А ещё Амелия боялась, что может случиться, если о её беременности кто-нибудь узнает. Если те, кто ахает от ужаса, увидев за пятьдесят центов, как она из человека превращается в русалку, узнают, что этот ужас ещё и размножается, что им взбредёт в голову? А вдруг они потребуют её уничтожить? Вдруг разлучат её с Леви?
Нет, сейчас надежнее никому не рассказывать о будущем ребёнке, даже его отцу.
Какой бы ни была причина ее гнева, тревоги и какого-то смутного недовольства, к моменту прибытия в Чарльстон терпение Амелии истощилось.

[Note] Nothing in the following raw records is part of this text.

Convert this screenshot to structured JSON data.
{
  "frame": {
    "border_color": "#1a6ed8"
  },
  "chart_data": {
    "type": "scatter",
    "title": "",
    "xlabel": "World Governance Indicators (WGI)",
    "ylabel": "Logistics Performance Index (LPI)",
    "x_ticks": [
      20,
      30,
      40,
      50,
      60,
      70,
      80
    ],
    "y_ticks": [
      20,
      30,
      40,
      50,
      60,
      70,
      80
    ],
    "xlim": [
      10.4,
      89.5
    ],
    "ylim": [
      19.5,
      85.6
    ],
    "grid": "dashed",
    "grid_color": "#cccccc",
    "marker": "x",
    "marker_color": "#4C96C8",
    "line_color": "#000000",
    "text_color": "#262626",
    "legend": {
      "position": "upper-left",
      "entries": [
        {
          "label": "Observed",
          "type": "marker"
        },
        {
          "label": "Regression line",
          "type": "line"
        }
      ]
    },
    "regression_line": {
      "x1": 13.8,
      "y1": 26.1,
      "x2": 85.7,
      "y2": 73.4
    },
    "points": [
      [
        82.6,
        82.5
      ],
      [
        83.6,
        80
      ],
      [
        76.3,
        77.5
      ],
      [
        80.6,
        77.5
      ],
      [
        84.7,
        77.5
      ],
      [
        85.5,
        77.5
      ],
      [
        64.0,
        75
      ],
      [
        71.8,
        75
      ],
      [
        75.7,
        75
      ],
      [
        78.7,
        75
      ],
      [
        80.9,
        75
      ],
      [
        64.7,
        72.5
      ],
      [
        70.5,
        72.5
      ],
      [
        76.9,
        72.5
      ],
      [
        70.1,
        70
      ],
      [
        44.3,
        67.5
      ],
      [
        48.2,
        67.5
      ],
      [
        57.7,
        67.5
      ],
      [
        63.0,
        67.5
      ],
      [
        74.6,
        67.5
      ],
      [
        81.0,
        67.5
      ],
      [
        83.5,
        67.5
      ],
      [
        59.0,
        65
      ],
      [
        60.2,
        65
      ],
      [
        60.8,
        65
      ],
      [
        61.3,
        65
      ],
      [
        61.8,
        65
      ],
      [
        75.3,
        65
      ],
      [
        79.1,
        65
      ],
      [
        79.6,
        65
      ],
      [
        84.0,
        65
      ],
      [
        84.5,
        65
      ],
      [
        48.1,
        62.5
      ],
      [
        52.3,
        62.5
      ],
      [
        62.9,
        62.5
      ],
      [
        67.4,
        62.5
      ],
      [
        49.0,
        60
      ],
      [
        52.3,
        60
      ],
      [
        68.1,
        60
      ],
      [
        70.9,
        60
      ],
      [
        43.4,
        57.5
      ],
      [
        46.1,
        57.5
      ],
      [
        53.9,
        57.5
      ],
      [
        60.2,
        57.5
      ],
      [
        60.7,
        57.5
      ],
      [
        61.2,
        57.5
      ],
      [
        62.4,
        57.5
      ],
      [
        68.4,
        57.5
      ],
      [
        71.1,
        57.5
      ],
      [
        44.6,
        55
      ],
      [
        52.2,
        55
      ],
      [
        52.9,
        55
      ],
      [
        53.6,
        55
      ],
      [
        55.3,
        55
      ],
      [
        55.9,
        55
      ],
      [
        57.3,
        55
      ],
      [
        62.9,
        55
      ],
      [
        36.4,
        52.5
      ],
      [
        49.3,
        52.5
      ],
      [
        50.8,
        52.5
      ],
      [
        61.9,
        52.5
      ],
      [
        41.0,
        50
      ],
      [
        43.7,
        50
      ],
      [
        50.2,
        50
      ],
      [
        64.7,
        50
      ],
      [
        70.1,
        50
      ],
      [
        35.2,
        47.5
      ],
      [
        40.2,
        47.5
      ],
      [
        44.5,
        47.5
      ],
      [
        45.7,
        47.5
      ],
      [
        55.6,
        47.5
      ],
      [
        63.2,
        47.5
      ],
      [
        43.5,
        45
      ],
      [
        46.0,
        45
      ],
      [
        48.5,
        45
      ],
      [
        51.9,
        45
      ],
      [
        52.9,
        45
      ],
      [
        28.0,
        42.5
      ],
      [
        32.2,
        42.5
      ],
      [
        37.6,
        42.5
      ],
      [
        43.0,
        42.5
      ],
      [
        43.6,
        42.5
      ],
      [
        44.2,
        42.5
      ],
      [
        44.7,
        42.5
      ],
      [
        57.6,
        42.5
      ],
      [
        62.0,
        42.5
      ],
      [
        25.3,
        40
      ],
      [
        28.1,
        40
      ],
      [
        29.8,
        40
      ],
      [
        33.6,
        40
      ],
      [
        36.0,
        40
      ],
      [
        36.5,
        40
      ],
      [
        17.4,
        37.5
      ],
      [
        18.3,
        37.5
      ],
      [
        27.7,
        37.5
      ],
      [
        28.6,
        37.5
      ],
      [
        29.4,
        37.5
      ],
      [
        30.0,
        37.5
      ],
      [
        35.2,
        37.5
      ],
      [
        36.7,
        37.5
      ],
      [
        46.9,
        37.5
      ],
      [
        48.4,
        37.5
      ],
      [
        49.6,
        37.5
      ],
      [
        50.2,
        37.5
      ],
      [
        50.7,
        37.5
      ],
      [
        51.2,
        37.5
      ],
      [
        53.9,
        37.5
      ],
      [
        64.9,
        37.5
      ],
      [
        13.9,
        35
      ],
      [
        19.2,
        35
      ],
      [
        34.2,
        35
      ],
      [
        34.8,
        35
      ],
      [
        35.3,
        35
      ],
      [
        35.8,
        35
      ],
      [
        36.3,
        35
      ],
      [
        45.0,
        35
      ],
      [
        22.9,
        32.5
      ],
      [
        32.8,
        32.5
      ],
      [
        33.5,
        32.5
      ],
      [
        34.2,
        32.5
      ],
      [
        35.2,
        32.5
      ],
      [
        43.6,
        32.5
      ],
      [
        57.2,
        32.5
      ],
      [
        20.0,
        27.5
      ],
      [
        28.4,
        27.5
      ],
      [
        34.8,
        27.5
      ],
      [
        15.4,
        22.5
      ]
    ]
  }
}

С каждым переездом каравана из фургонов и повозок в новый город Барнум посылал наперёд гонца распространять листовки с программой представления. Чарльстон был городом достаточно крупным, чтобы задержаться там подольше, и Барнум забронировал зал в здании масонской ложи на несколько дней. Он написал Леви, что ожидает устойчивый приток зрителей, и потому решился на «огромные затраты» по доставке большого аквариума для Амелии, чтобы повторить представления, как в Концертном зале.
Над текстом объявления в «Чарльстонском курьере» красовалось изображение пышнотелой русалки, какую, по мнению Барнума, ожидала увидеть публика. Амелия так и не смогла убедить Барнума изобразить на гравюре русалок более похожими на настоящих – они слишком походили на людей и имели мало общего с её внешностью.
– Людям не интересна правда жизни, – заявил тогда Барнум. – Мы им продаём совсем другое, иначе вы бы не были «фиджийской русалкой».
Текст объявления гласил:
– Опять Барнум меня причислил к животным, – проворчала Амелия, дослушав зачитанное Леви объявление. Впрочем, другого она и не ожидала. – Чего же удивляться такому отношению публики.
Она шагала по номеру из угла в угол – очередному безликому номеру из длинной череды ему подобных – и чувствовала себя тигром, с которым когда-то сравнил её Барнум. Вольному существу в отеле было тесно. Ничто не могло сравниться с родным домом. Квартирка Леви в Нью-Йорке, несколько дней счастья там казались такими далекими.
Леви отложил газету. Она видела, как он призывает на помощь терпение, от усилий вокруг глаз собрались морщинки. Он тоже чувствовал отчуждённость между ними и точно так же был не в силах её преодолеть.
– Амелия, ты выступаешь в цирке. Откровенно говоря, в народе отношение к артистам не столь почтительное, как к обычным дамам.
– То есть я заслуживаю их оскорбления и насмешки?
– Тех, кто считает тебя чудом, ничуть не меньше. Не так уж всё ужасно, правда? Иначе зачем ты на это согласилась?
– Ненавижу этот город, – накопившиеся невзгоды наконец переполнили чашу её терпения. – Я по горло сыта этими путешествиями, людьми, без конца напоминающими, что я среди них чужая, их отношением, как будто я тупая обезьяна и не в состоянии понять, что они говорят. Я устала притворяться бессловесной тварью. Хочу назад, домой в море, откуда я родом.
Леви замер.
– А как же я? Что мне делать, когда жена вернется в океан?
Амелия замолчала. Заметив в его взгляде обиду, Амелия смолкла, чувствуя себя виноватой. Как жаль, они настолько отдалились, что он решил, будто она способна его бросить без особых раздумий. К сожалению, ей не хватало человеческого умения убеждать, чтобы ему объяснить.
– Я… – начала она.
Она хотела как-то объяснить, но не находила слов. Хотела вернуть то мимолётное счастье.
– Я всегда боялся, что так выйдет, – спокойно сказал Леви. – По глазам… с самого начала по глазам было видно, что ты никогда не станешь моей без остатка. Какую-то частицу души не отдашь никому, кроме моря, и мне до неё не добраться, как бы ни старался, что бы ни говорил или делал. Я надеялся, что со мной ты будешь счастлива, как с Джеком, и захочешь остаться на берегу.
– Ту частицу я не открыла даже Джеку, да он и не настаивал. Понимал, это слишком сокровенное, чтобы с кем-то делиться, – призналась Амелия. – Но он обожал океан, совсем как я, вот мы и жили между сушей и морем. А сейчас… От такой жизни радости мало. Я старалась привыкнуть, ради тебя, ради своей давней мечты, но ничего не получилось. Не могу я больше.